Para sukarelawan, tentu saja, adalah bagian dari dua kelompok eksperimen yang berbeda: orang yang lapar dan orang yang kenyang. Subjek yang lapar cenderung mengambil lebih banyak klip, tetapi meskipun menunjukkan kesukaan spontan pada perlengkapan kantor, mereka tidak menilai jarahan mereka lebih positif daripada kelompok yang kenyang. Tampaknya rasa lapar mengirimkan pesan yang jelas ke otak tanpa seluk-beluk. Itu tidak mengatakan “ini sangat menarik bagi saya” atau “betapa enaknya ini” dan bahkan tidak mengatakan “Saya ingin makanan.” Pesannya lebih, nah: “Saya mau. “

Nah, harus diingat bahwa percobaan ini dilakukan dengan benda-benda yang bebas. Apa yang terjadi ketika uang ikut bermain? Anda mungkin berpikir bahwa ketika memperoleh sesuatu membutuhkan biaya, kita membiarkan akal yang mengambil kendali, bukan? Untuk mengetahui hal ini, data dikumpulkan di area komersial. Dengan memindai kuitansi pembelian pelanggan yang telah melewati kasir dan mengajukan serangkaian pertanyaan, dimungkinkan untuk melihat bagaimana orang yang lapar cenderung membeli lebih banyak, bahkan dengan mempertimbangkan suasana hati mereka dan waktu yang mereka habiskan untuk melihat produk.
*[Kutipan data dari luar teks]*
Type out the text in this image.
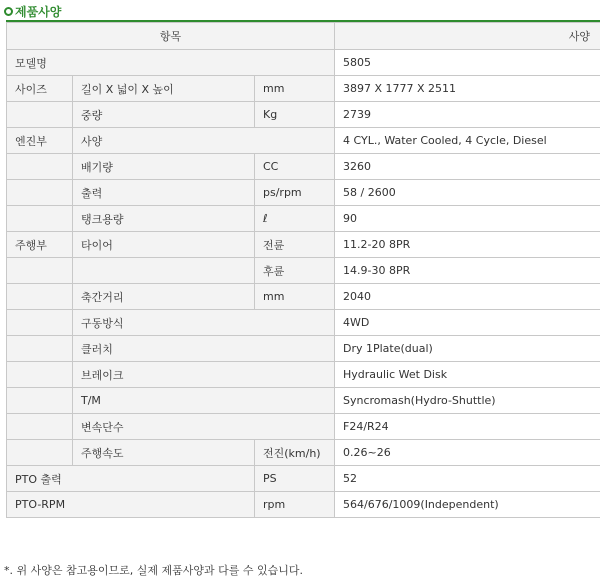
제품사양
항목			사양
모델명			5805
사이즈	길이 X 넓이 X 높이	mm	3897 X 1777 X 2511
	중량	Kg	2739
엔진부	사양		4 CYL., Water Cooled, 4 Cycle, Diesel
	배기량	CC	3260
	출력	ps/rpm	58 / 2600
	탱크용량	ℓ	90
주행부	타이어	전륜	11.2-20 8PR
		후륜	14.9-30 8PR
	축간거리	mm	2040
	구동방식		4WD
	클러치		Dry 1Plate(dual)
	브레이크		Hydraulic Wet Disk
	T/M		Syncromash(Hydro-Shuttle)
	변속단수		F24/R24
	주행속도	전진(km/h)	0.26~26
PTO 출력		PS	52
PTO-RPM		rpm	564/676/1009(Independent)
*. 위 사양은 참고용이므로, 실제 제품사양과 다를 수 있습니다.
Jangan jatuh ke dalam perangkap

Pelajaran apa yang bisa kita petik dari hubungan antara klip kertas dan masalah perut? Mungkin sebagai berikut: mengingat bahwa di dunia luar kita setiap hari dibombardir oleh iklan dalam segala macam format, lebih baik untuk tidak membuatnya begitu mudah untuk penjual besar. Jangan sampai di dalam tubuh kita, selain semua barang yang sudah kita miliki, keinginan untuk membeli apa saja.